In a significant development, the Securities and Exchange Commission (SEC) has fined Vanguard Group, Inc., one of the world's largest investment advisors, $106.41 million for violations involving target date retirement funds. The fine, announced on January 17, 2025, stems from Vanguard's failure to disclose potential capital gains tax consequences to investors and misleading prospectuses regarding capital gains distributions.
Vanguard's changes to its target date retirement funds in December 2020 had substantial impacts on retail investors. The firm lowered the minimum investment requirement for its Institutional Target Retirement Funds (TRFs) from $100 million to $5 million, encouraging smaller retirement plans to move into the cheaper institutional tier. This migration led to a large number of sales of Investor TRF shares, forcing the funds to sell highly appreciated assets to meet the redemptions. As a result, retail investors who held target-date funds in taxable accounts faced historically larger capital gains distributions and tax liabilities, depriving them of the potential compounding growth of their investments.
The SEC's order found that Vanguard's prospectuses for Investor TRFs, distributed in 2020 and 2021, were materially misleading. They stated that the funds' distributions may be taxable as ordinary income or capital gains, and that capital gains distributions could vary significantly from year to year due to the funds' "normal" investment activities and cash flows. However, the prospectuses failed to disclose the potential for increased capital gains distributions resulting from the redemptions of fund shares by newly eligible investors switching from the Investor TRFs to the Institutional TRFs. This omission was a significant oversight, as it did not inform investors of the potential tax implications of the migration of shareholders between the two fund tiers.

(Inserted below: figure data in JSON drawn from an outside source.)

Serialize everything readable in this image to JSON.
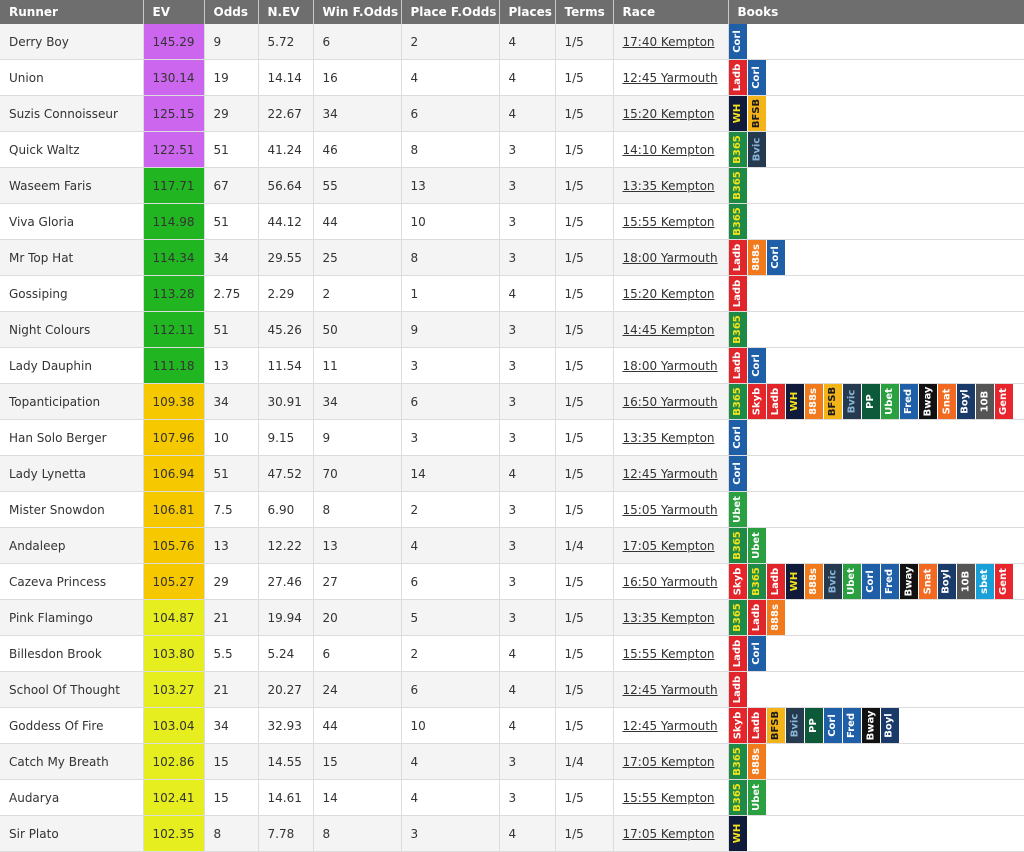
{
  "headers": [
    "Runner",
    "EV",
    "Odds",
    "N.EV",
    "Win F.Odds",
    "Place F.Odds",
    "Places",
    "Terms",
    "Race",
    "Books"
  ],
  "ev_colors": {
    "purple": "#cc66ee",
    "green": "#22b522",
    "orange": "#f5c800",
    "yellow": "#e6ee20"
  },
  "book_colors": {
    "Corl": {
      "bg": "#1e5fa8",
      "fg": "#ffffff"
    },
    "Ladb": {
      "bg": "#e0262b",
      "fg": "#ffffff"
    },
    "WH": {
      "bg": "#101a3a",
      "fg": "#f5e21a"
    },
    "BFSB": {
      "bg": "#f2b418",
      "fg": "#1a1a1a"
    },
    "B365": {
      "bg": "#1f8a46",
      "fg": "#f5e21a"
    },
    "Bvic": {
      "bg": "#253a4f",
      "fg": "#8ab4d8"
    },
    "888s": {
      "bg": "#f07a1c",
      "fg": "#ffffff"
    },
    "Skyb": {
      "bg": "#e4262a",
      "fg": "#ffffff"
    },
    "PP": {
      "bg": "#0c5a3a",
      "fg": "#ffffff"
    },
    "Ubet": {
      "bg": "#2aa040",
      "fg": "#ffffff"
    },
    "Fred": {
      "bg": "#1e5fa8",
      "fg": "#ffffff"
    },
    "Bway": {
      "bg": "#111111",
      "fg": "#ffffff"
    },
    "Snat": {
      "bg": "#f26a22",
      "fg": "#ffffff"
    },
    "Boyl": {
      "bg": "#1a3a6a",
      "fg": "#ffffff"
    },
    "10B": {
      "bg": "#555555",
      "fg": "#ffffff"
    },
    "Gent": {
      "bg": "#e8242c",
      "fg": "#ffffff"
    },
    "sbet": {
      "bg": "#1aa0d8",
      "fg": "#ffffff"
    }
  },
  "rows": [
    {
      "runner": "Derry Boy",
      "ev": "145.29",
      "color": "purple",
      "odds": "9",
      "nev": "5.72",
      "win": "6",
      "place": "2",
      "places": "4",
      "terms": "1/5",
      "race": "17:40 Kempton",
      "books": [
        "Corl"
      ]
    },
    {
      "runner": "Union",
      "ev": "130.14",
      "color": "purple",
      "odds": "19",
      "nev": "14.14",
      "win": "16",
      "place": "4",
      "places": "4",
      "terms": "1/5",
      "race": "12:45 Yarmouth",
      "books": [
        "Ladb",
        "Corl"
      ]
    },
    {
      "runner": "Suzis Connoisseur",
      "ev": "125.15",
      "color": "purple",
      "odds": "29",
      "nev": "22.67",
      "win": "34",
      "place": "6",
      "places": "4",
      "terms": "1/5",
      "race": "15:20 Kempton",
      "books": [
        "WH",
        "BFSB"
      ]
    },
    {
      "runner": "Quick Waltz",
      "ev": "122.51",
      "color": "purple",
      "odds": "51",
      "nev": "41.24",
      "win": "46",
      "place": "8",
      "places": "3",
      "terms": "1/5",
      "race": "14:10 Kempton",
      "books": [
        "B365",
        "Bvic"
      ]
    },
    {
      "runner": "Waseem Faris",
      "ev": "117.71",
      "color": "green",
      "odds": "67",
      "nev": "56.64",
      "win": "55",
      "place": "13",
      "places": "3",
      "terms": "1/5",
      "race": "13:35 Kempton",
      "books": [
        "B365"
      ]
    },
    {
      "runner": "Viva Gloria",
      "ev": "114.98",
      "color": "green",
      "odds": "51",
      "nev": "44.12",
      "win": "44",
      "place": "10",
      "places": "3",
      "terms": "1/5",
      "race": "15:55 Kempton",
      "books": [
        "B365"
      ]
    },
    {
      "runner": "Mr Top Hat",
      "ev": "114.34",
      "color": "green",
      "odds": "34",
      "nev": "29.55",
      "win": "25",
      "place": "8",
      "places": "3",
      "terms": "1/5",
      "race": "18:00 Yarmouth",
      "books": [
        "Ladb",
        "888s",
        "Corl"
      ]
    },
    {
      "runner": "Gossiping",
      "ev": "113.28",
      "color": "green",
      "odds": "2.75",
      "nev": "2.29",
      "win": "2",
      "place": "1",
      "places": "4",
      "terms": "1/5",
      "race": "15:20 Kempton",
      "books": [
        "Ladb"
      ]
    },
    {
      "runner": "Night Colours",
      "ev": "112.11",
      "color": "green",
      "odds": "51",
      "nev": "45.26",
      "win": "50",
      "place": "9",
      "places": "3",
      "terms": "1/5",
      "race": "14:45 Kempton",
      "books": [
        "B365"
      ]
    },
    {
      "runner": "Lady Dauphin",
      "ev": "111.18",
      "color": "green",
      "odds": "13",
      "nev": "11.54",
      "win": "11",
      "place": "3",
      "places": "3",
      "terms": "1/5",
      "race": "18:00 Yarmouth",
      "books": [
        "Ladb",
        "Corl"
      ]
    },
    {
      "runner": "Topanticipation",
      "ev": "109.38",
      "color": "orange",
      "odds": "34",
      "nev": "30.91",
      "win": "34",
      "place": "6",
      "places": "3",
      "terms": "1/5",
      "race": "16:50 Yarmouth",
      "books": [
        "B365",
        "Skyb",
        "Ladb",
        "WH",
        "888s",
        "BFSB",
        "Bvic",
        "PP",
        "Ubet",
        "Fred",
        "Bway",
        "Snat",
        "Boyl",
        "10B",
        "Gent"
      ]
    },
    {
      "runner": "Han Solo Berger",
      "ev": "107.96",
      "color": "orange",
      "odds": "10",
      "nev": "9.15",
      "win": "9",
      "place": "3",
      "places": "3",
      "terms": "1/5",
      "race": "13:35 Kempton",
      "books": [
        "Corl"
      ]
    },
    {
      "runner": "Lady Lynetta",
      "ev": "106.94",
      "color": "orange",
      "odds": "51",
      "nev": "47.52",
      "win": "70",
      "place": "14",
      "places": "4",
      "terms": "1/5",
      "race": "12:45 Yarmouth",
      "books": [
        "Corl"
      ]
    },
    {
      "runner": "Mister Snowdon",
      "ev": "106.81",
      "color": "orange",
      "odds": "7.5",
      "nev": "6.90",
      "win": "8",
      "place": "2",
      "places": "3",
      "terms": "1/5",
      "race": "15:05 Yarmouth",
      "books": [
        "Ubet"
      ]
    },
    {
      "runner": "Andaleep",
      "ev": "105.76",
      "color": "orange",
      "odds": "13",
      "nev": "12.22",
      "win": "13",
      "place": "4",
      "places": "3",
      "terms": "1/4",
      "race": "17:05 Kempton",
      "books": [
        "B365",
        "Ubet"
      ]
    },
    {
      "runner": "Cazeva Princess",
      "ev": "105.27",
      "color": "orange",
      "odds": "29",
      "nev": "27.46",
      "win": "27",
      "place": "6",
      "places": "3",
      "terms": "1/5",
      "race": "16:50 Yarmouth",
      "books": [
        "Skyb",
        "B365",
        "Ladb",
        "WH",
        "888s",
        "Bvic",
        "Ubet",
        "Corl",
        "Fred",
        "Bway",
        "Snat",
        "Boyl",
        "10B",
        "sbet",
        "Gent"
      ]
    },
    {
      "runner": "Pink Flamingo",
      "ev": "104.87",
      "color": "yellow",
      "odds": "21",
      "nev": "19.94",
      "win": "20",
      "place": "5",
      "places": "3",
      "terms": "1/5",
      "race": "13:35 Kempton",
      "books": [
        "B365",
        "Ladb",
        "888s"
      ]
    },
    {
      "runner": "Billesdon Brook",
      "ev": "103.80",
      "color": "yellow",
      "odds": "5.5",
      "nev": "5.24",
      "win": "6",
      "place": "2",
      "places": "4",
      "terms": "1/5",
      "race": "15:55 Kempton",
      "books": [
        "Ladb",
        "Corl"
      ]
    },
    {
      "runner": "School Of Thought",
      "ev": "103.27",
      "color": "yellow",
      "odds": "21",
      "nev": "20.27",
      "win": "24",
      "place": "6",
      "places": "4",
      "terms": "1/5",
      "race": "12:45 Yarmouth",
      "books": [
        "Ladb"
      ]
    },
    {
      "runner": "Goddess Of Fire",
      "ev": "103.04",
      "color": "yellow",
      "odds": "34",
      "nev": "32.93",
      "win": "44",
      "place": "10",
      "places": "4",
      "terms": "1/5",
      "race": "12:45 Yarmouth",
      "books": [
        "Skyb",
        "Ladb",
        "BFSB",
        "Bvic",
        "PP",
        "Corl",
        "Fred",
        "Bway",
        "Boyl"
      ]
    },
    {
      "runner": "Catch My Breath",
      "ev": "102.86",
      "color": "yellow",
      "odds": "15",
      "nev": "14.55",
      "win": "15",
      "place": "4",
      "places": "3",
      "terms": "1/4",
      "race": "17:05 Kempton",
      "books": [
        "B365",
        "888s"
      ]
    },
    {
      "runner": "Audarya",
      "ev": "102.41",
      "color": "yellow",
      "odds": "15",
      "nev": "14.61",
      "win": "14",
      "place": "4",
      "places": "3",
      "terms": "1/5",
      "race": "15:55 Kempton",
      "books": [
        "B365",
        "Ubet"
      ]
    },
    {
      "runner": "Sir Plato",
      "ev": "102.35",
      "color": "yellow",
      "odds": "8",
      "nev": "7.78",
      "win": "8",
      "place": "3",
      "places": "4",
      "terms": "1/5",
      "race": "17:05 Kempton",
      "books": [
        "WH"
      ]
    }
  ]
}
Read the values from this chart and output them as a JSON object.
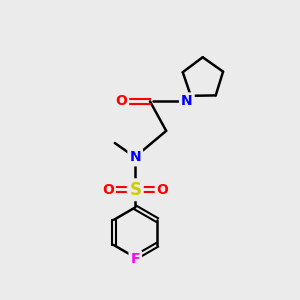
{
  "background_color": "#ebebeb",
  "atom_colors": {
    "C": "#000000",
    "N": "#0000ff",
    "O": "#ff0000",
    "S": "#cccc00",
    "F": "#ff00ff"
  },
  "bond_color": "#000000",
  "bond_width": 1.8,
  "figsize": [
    3.0,
    3.0
  ],
  "dpi": 100,
  "xlim": [
    0,
    10
  ],
  "ylim": [
    0,
    10
  ]
}
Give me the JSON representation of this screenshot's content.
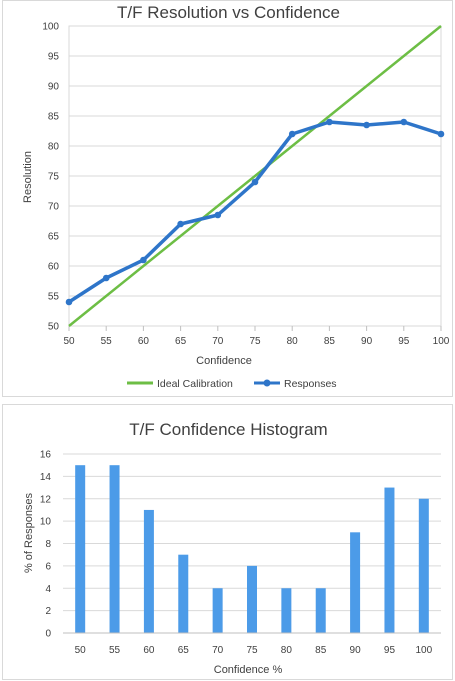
{
  "chart_data": [
    {
      "type": "line",
      "title": "T/F Resolution vs Confidence",
      "xlabel": "Confidence",
      "ylabel": "Resolution",
      "categories": [
        "50",
        "55",
        "60",
        "65",
        "70",
        "75",
        "80",
        "85",
        "90",
        "95",
        "100"
      ],
      "xlim": [
        50,
        100
      ],
      "ylim": [
        50,
        100
      ],
      "yticks": [
        "50",
        "55",
        "60",
        "65",
        "70",
        "75",
        "80",
        "85",
        "90",
        "95",
        "100"
      ],
      "grid": true,
      "legend": "bottom",
      "series": [
        {
          "name": "Ideal Calibration",
          "color": "#6DBE45",
          "markers": false,
          "values": [
            50,
            55,
            60,
            65,
            70,
            75,
            80,
            85,
            90,
            95,
            100
          ]
        },
        {
          "name": "Responses",
          "color": "#2E75C9",
          "markers": true,
          "values": [
            54,
            58,
            61,
            67,
            68.5,
            74,
            82,
            84,
            83.5,
            84,
            82
          ]
        }
      ]
    },
    {
      "type": "bar",
      "title": "T/F Confidence Histogram",
      "xlabel": "Confidence %",
      "ylabel": "% of Responses",
      "categories": [
        "50",
        "55",
        "60",
        "65",
        "70",
        "75",
        "80",
        "85",
        "90",
        "95",
        "100"
      ],
      "ylim": [
        0,
        16
      ],
      "yticks": [
        "0",
        "2",
        "4",
        "6",
        "8",
        "10",
        "12",
        "14",
        "16"
      ],
      "grid": true,
      "color": "#4C9BE8",
      "values": [
        15,
        15,
        11,
        7,
        4,
        6,
        4,
        4,
        9,
        13,
        12
      ]
    }
  ]
}
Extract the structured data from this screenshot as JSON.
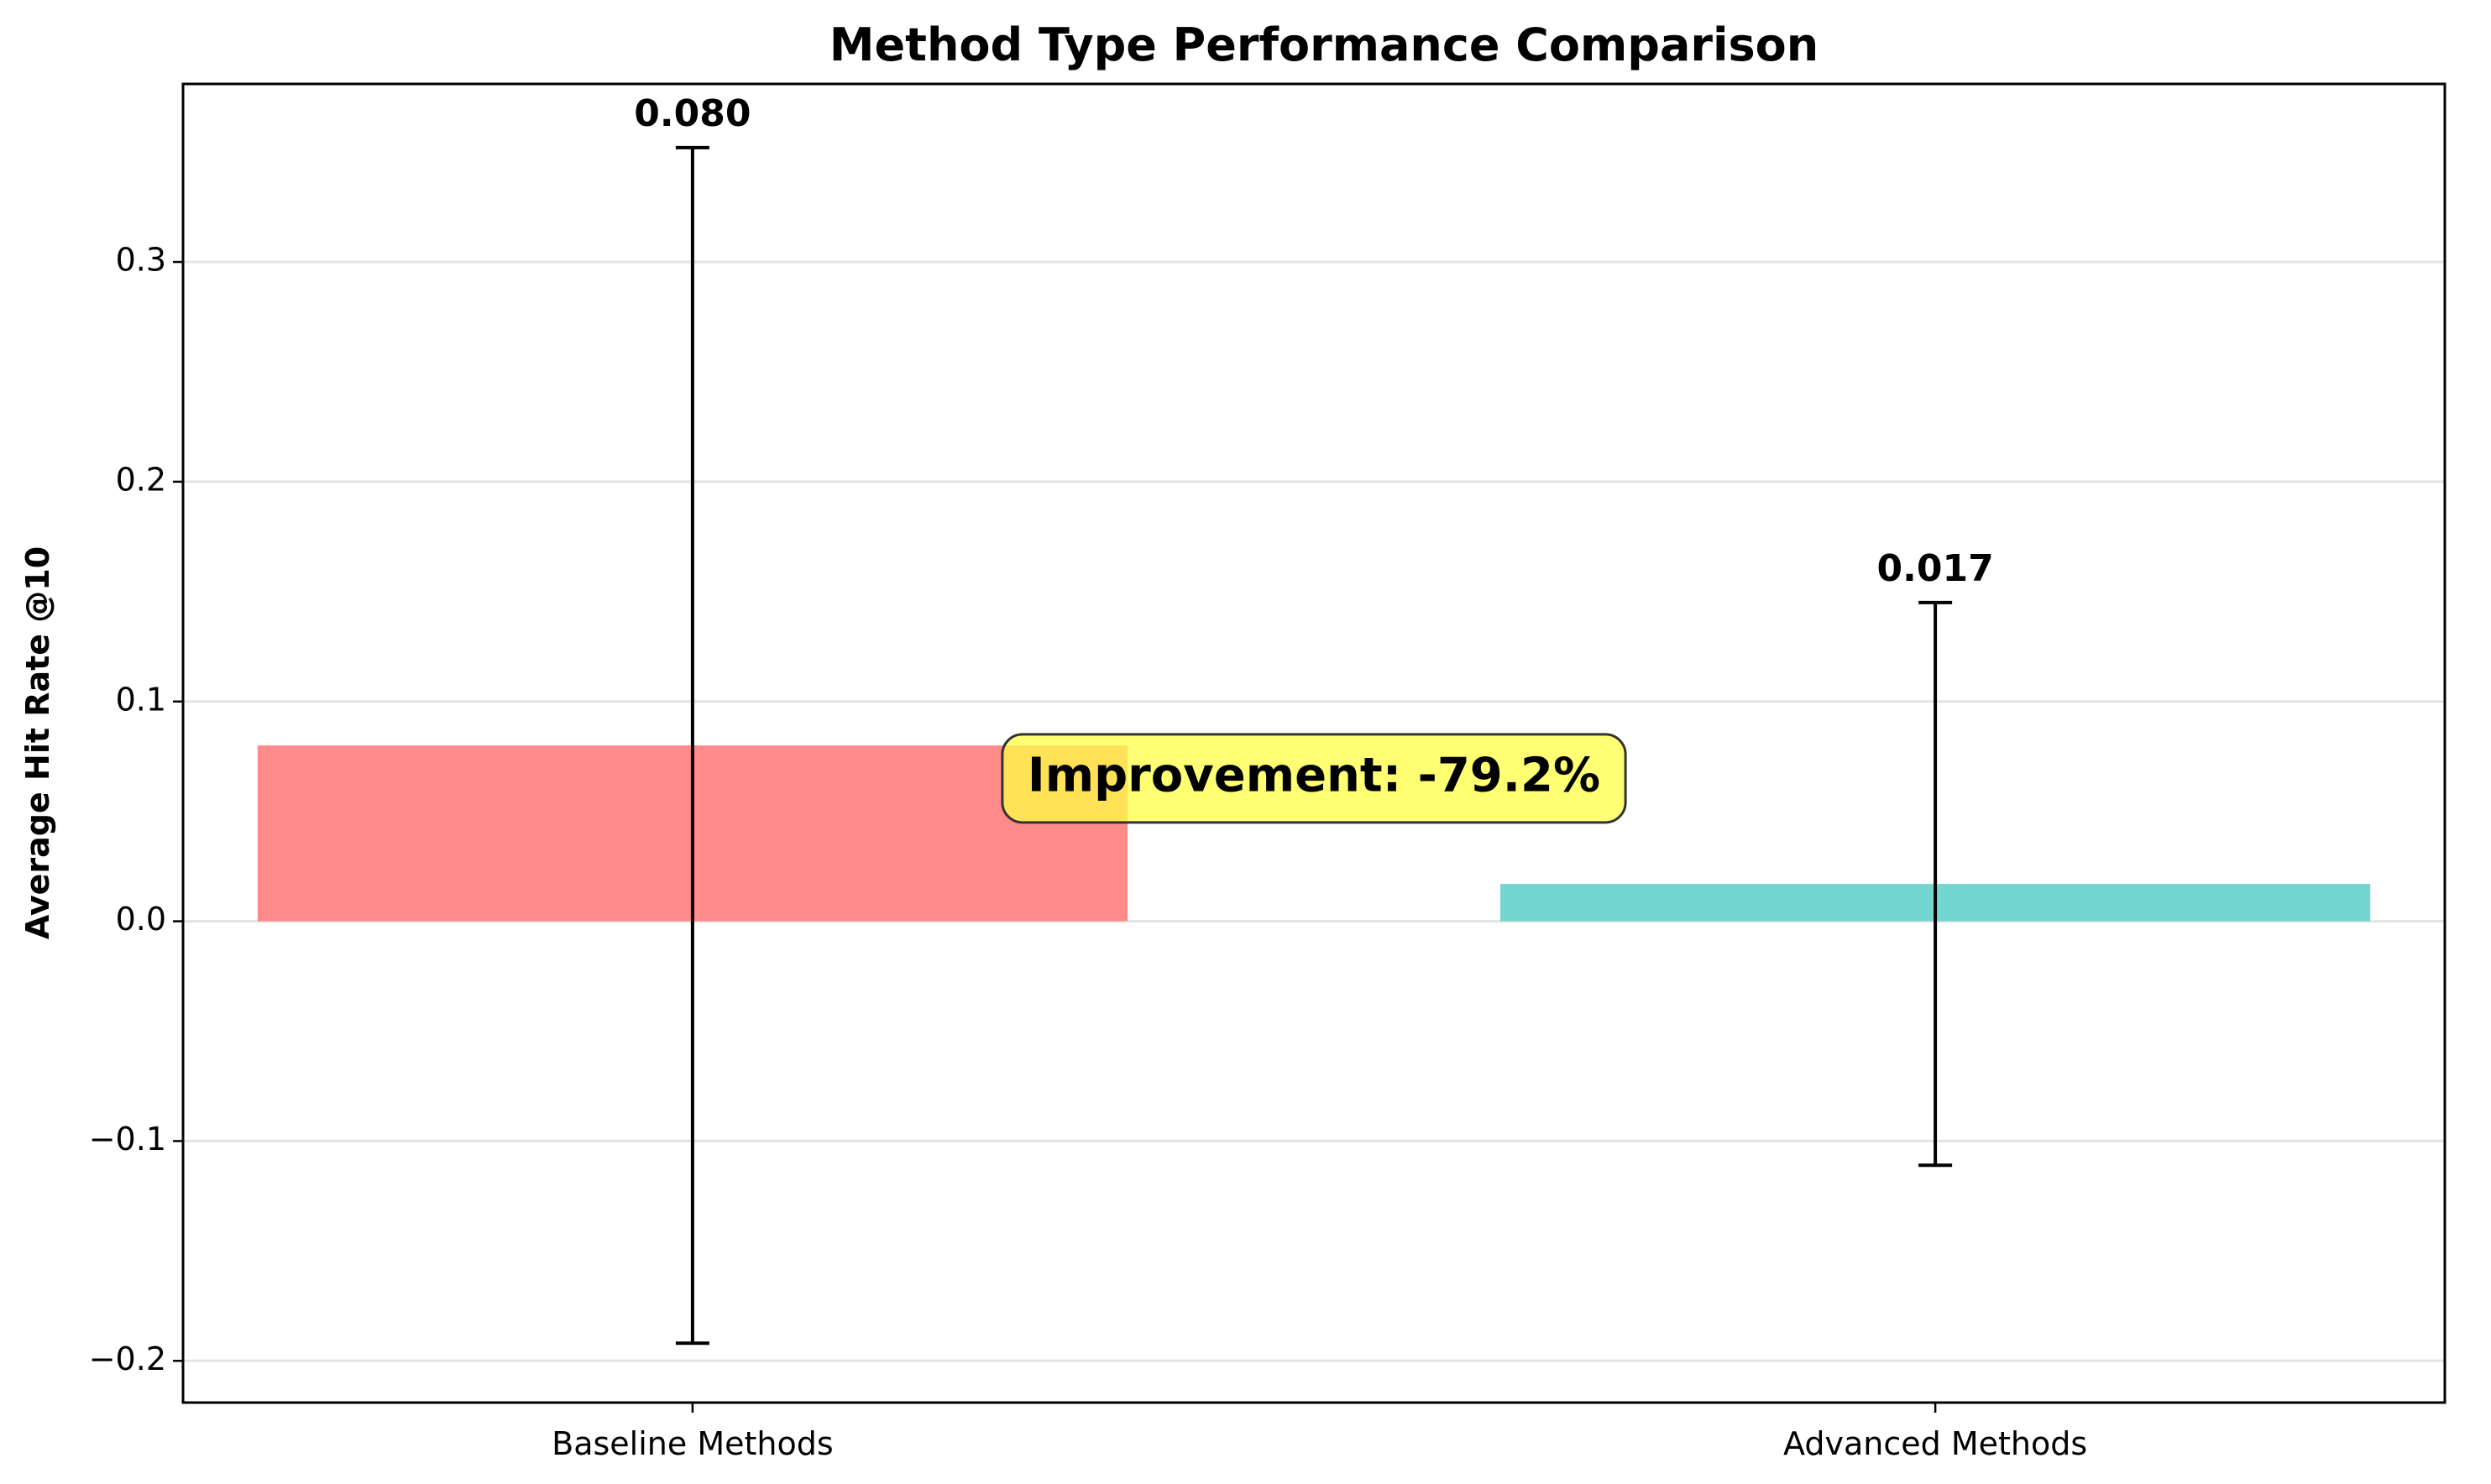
{
  "chart_data": {
    "type": "bar",
    "title": "Method Type Performance Comparison",
    "xlabel": "",
    "ylabel": "Average Hit Rate @10",
    "categories": [
      "Baseline Methods",
      "Advanced Methods"
    ],
    "values": [
      0.08,
      0.017
    ],
    "value_labels": [
      "0.080",
      "0.017"
    ],
    "error": [
      0.272,
      0.128
    ],
    "colors": [
      "#FF8A8A",
      "#74D6D1"
    ],
    "ylim": [
      -0.219,
      0.381
    ],
    "yticks": [
      -0.2,
      -0.1,
      0.0,
      0.1,
      0.2,
      0.3
    ],
    "ytick_labels": [
      "−0.2",
      "−0.1",
      "0.0",
      "0.1",
      "0.2",
      "0.3"
    ],
    "grid": "y",
    "annotation": {
      "text": "Improvement: -79.2%",
      "y": 0.065,
      "box_color": "#FFFF44"
    }
  }
}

Vanguard also failed to adopt and implement written policies and procedures reasonably designed to prevent violations of the Advisers Act and rules thereunder with respect to the accuracy of the funds' disclosures. This failure to establish adequate internal controls contributed to the materially misleading prospectuses and the lack of transparency regarding the potential capital gains tax consequences for investors.
The SEC's investigation found that Vanguard violated the Advisers Act and caused violations of the Securities Act and the Investment Company Act. As a result, Vanguard agreed to be censured, cease and desist from future violations, and pay $18.2 million in disgorgement and prejudgment interest, along with a $13.5 million civil penalty, totaling $106.41 million to be distributed to affected investors through a Fair Fund.
The settlement resolves the SEC's investigation along with settlements of parallel investigations of Vanguard announced today by the Office of the New York Attorney General (NYAG), the Connecticut Department of Banking, and the New Jersey Office of the Attorney General (NJAG) on behalf of the North American Securities Administrators Association (NASAA).
In response to the fine, Vanguard stated, "Vanguard is committed to supporting everyday investors and retirement savers and is happy to have reached an agreement that allows us to put this litigation behind us."
The fine serves as a reminder for investment advisors to maintain transparency and accuracy in their disclosures, particularly regarding potential tax implications for investors. Retail investors should also be vigilant in reviewing fund prospectuses and staying informed about changes that may impact their investments.